Methods: Salient properties of the SC including mechanical stress were measured in vitro using a substrate curvature measurement technique. Stress development due to SC drying was measured before and after topical treatment with fourteen different cosmetic formulations, with special attention given to changes in the maximum stress and stress rate values that affect consumer perception. The maximum penetration volumes of formulations in the SC were characterized to compare with known mechanisms underlying individual ingredient effects on SC stress.
Results: Remarkably, the correlation between penetration volume and stress reduction known for individual emollients was found to extend to formulations. Greater penetration volumes were observed after application of the formulation such that all formulations strongly enhanced the degree of SC mechanical stress reduction over previous observations of individual ingredients. These formulations also caused the transient rate of stress development to significantly decrease compared to individual ingredients, thus indicating the benefit of multiple ingredient interactions in full formulations for managing water transport kinetics. The stress and penetration volume results were understood through a multi-parameter model considering the molecular weight, diffusivity, TPSA and viscosity of the ingredient, along with ingredient logP value (or partition coefficient) to enable the prediction of how lipophilic or hydrophilic ingredient choice impacts moisturizing formulation effects on SC biomechanical properties.

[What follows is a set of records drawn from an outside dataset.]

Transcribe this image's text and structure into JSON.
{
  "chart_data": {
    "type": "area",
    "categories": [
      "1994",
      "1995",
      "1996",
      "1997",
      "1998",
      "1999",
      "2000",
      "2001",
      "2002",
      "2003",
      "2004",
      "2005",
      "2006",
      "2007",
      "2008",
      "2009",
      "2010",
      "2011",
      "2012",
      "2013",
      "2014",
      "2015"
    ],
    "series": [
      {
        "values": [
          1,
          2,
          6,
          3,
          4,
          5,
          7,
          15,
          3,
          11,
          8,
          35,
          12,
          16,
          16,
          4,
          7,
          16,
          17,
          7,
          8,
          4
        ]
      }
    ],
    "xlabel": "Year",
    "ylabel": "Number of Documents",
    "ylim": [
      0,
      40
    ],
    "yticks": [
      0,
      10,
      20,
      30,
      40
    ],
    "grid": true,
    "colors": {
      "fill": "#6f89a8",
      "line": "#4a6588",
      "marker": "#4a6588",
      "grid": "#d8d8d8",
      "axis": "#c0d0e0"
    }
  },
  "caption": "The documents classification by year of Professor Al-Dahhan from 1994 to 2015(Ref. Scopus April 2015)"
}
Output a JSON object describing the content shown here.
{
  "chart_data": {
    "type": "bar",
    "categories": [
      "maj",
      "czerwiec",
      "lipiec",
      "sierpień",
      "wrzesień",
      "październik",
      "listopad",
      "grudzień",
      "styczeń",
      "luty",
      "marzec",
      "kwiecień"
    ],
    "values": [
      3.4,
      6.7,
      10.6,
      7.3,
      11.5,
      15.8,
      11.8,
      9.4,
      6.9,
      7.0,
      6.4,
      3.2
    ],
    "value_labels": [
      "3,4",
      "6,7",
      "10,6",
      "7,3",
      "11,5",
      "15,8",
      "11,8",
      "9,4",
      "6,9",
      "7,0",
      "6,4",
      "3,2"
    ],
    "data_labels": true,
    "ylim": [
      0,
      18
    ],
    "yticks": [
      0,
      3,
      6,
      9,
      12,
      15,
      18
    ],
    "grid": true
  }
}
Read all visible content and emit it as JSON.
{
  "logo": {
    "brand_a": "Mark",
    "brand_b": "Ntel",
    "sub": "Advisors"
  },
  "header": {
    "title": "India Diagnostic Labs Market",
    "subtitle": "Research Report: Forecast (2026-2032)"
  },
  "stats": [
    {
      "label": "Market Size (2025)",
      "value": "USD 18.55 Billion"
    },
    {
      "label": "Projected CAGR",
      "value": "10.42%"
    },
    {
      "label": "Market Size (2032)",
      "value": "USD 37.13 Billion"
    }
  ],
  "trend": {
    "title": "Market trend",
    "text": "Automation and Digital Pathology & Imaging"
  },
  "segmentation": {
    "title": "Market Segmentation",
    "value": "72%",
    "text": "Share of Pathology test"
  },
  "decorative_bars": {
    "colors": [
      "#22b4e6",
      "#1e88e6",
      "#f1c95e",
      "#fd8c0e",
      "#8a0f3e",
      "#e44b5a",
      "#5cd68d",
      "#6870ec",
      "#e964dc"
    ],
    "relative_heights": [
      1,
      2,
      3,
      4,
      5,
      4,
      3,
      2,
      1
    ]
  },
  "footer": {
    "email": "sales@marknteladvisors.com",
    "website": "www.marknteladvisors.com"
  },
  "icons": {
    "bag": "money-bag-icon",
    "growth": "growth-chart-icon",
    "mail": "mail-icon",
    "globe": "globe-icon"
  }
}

Discussion and Conclusion: The study offers new insights on how ingredient choice affects cosmetic formulation performance and reduces drying stresses while also demonstrating a robust ability to predict these effects based on ingredient characteristics. By utilizing the same chassis formulation and only exchanging the selected emollient and, in some cases additionally introducing humectant molecules, the formulations were standardized as best possible to avoid confounding factors and enable analysis of a given ingredient’s role in enhancing formulation efficacy. We establish how multiple ingredients behaving synergistically in formulations amplify penetration of substances into the SC and strongly reduce the development of the biomechanical stress that affects SC barrier function and consumer perception. This understanding is vital to ensure that when designing new cosmetic formulations, emollients and other formulation components are selected accordingly to deliver optimum performance via ingredient interactions that maximize effects which positively impact SC biomechanics, help to maintain skin health, and meet customer needs.